Clique e Assine por apenas R$ 0,50/dia

Operação ‘Blackout’ causa transtorno em aeroportos

Sem acordo, policiais federais em greve resolveram intensificar a paralisação nesta quinta-feira. Em Curitiba, 60% dos voos estão atrasados. Durante a tarde, operação-padrão acontecerá em São Paulo, Rio de Janeiro e Brasília

Por Marina Pinhoni 16 ago 2012, 11h47

Após mais uma reunião sem acordo com o Ministério do Planejamento nesta quarta-feira, os policiais federais de todo o país, em greve desde o dia 7, decidiram intensificar o movimento nesta quinta-feira. A operação, batizada de “Blackout”, consiste na retomada das operações-padrão em portos, aeroportos e fronteiras em vários estados.
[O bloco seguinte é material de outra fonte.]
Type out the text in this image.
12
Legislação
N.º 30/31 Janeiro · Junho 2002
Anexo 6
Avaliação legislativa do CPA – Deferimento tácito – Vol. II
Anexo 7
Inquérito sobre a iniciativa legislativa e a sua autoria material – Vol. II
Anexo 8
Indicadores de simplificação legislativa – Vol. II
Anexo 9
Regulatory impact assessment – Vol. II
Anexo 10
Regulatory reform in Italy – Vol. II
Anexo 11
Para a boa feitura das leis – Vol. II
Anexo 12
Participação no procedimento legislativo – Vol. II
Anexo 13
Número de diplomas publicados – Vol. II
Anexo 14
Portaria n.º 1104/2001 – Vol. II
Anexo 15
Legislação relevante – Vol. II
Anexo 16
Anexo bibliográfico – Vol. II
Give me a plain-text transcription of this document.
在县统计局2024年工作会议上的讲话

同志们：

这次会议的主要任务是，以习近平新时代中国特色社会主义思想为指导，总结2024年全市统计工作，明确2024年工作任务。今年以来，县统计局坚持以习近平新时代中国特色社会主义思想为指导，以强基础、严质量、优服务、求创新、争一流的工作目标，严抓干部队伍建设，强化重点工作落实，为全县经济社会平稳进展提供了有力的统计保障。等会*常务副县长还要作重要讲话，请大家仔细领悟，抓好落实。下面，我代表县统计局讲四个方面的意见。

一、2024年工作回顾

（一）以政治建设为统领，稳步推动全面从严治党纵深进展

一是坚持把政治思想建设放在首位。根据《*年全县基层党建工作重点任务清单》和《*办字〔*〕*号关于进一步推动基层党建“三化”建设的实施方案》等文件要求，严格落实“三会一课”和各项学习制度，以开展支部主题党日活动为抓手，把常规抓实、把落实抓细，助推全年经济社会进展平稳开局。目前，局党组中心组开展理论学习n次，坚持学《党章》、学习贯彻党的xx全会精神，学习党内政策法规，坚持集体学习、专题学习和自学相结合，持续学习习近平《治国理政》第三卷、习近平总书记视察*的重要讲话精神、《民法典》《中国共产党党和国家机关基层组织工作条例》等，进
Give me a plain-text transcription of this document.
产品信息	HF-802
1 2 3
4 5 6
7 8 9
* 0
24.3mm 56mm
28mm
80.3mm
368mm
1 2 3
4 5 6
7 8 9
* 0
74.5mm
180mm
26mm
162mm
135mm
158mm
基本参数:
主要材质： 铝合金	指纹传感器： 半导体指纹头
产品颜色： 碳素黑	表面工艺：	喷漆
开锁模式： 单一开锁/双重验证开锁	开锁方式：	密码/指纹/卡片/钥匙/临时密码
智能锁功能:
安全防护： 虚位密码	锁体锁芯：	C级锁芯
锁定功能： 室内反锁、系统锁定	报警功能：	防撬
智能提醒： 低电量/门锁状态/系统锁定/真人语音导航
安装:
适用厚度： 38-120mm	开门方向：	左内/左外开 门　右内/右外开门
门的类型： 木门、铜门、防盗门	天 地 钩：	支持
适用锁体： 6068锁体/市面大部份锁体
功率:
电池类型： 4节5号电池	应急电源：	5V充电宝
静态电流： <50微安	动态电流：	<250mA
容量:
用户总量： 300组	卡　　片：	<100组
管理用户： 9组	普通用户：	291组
De acordo com os grevistas, ela é uma resposta ao que os policiais classificaram como “jogo de empurra do governo federal”. Em Curitiba, a checagem rigorosa das bagagens e documentos dos passageiros começou por volta das 6h30 no aeroporto Afonso Pena. Segundo informações da Infraero, às 11 horas eram registrados atrasos em aproximadamente 60% dos voos. Dos 44 programados até o horário, onze haviam sido cancelados e 27 apresentavam atrasos. Leia também: Governo recusa proposta de grevistas na primeira mesa de negociações No aeroporto Salgado Filho, em Porto Alegre, também é realizada a operação-padrão desde as 6 horas desta quinta-feira. Entretanto, dos 43 voos programados para o horário, apenas três estavam atrasados e dois haviam sido cancelados.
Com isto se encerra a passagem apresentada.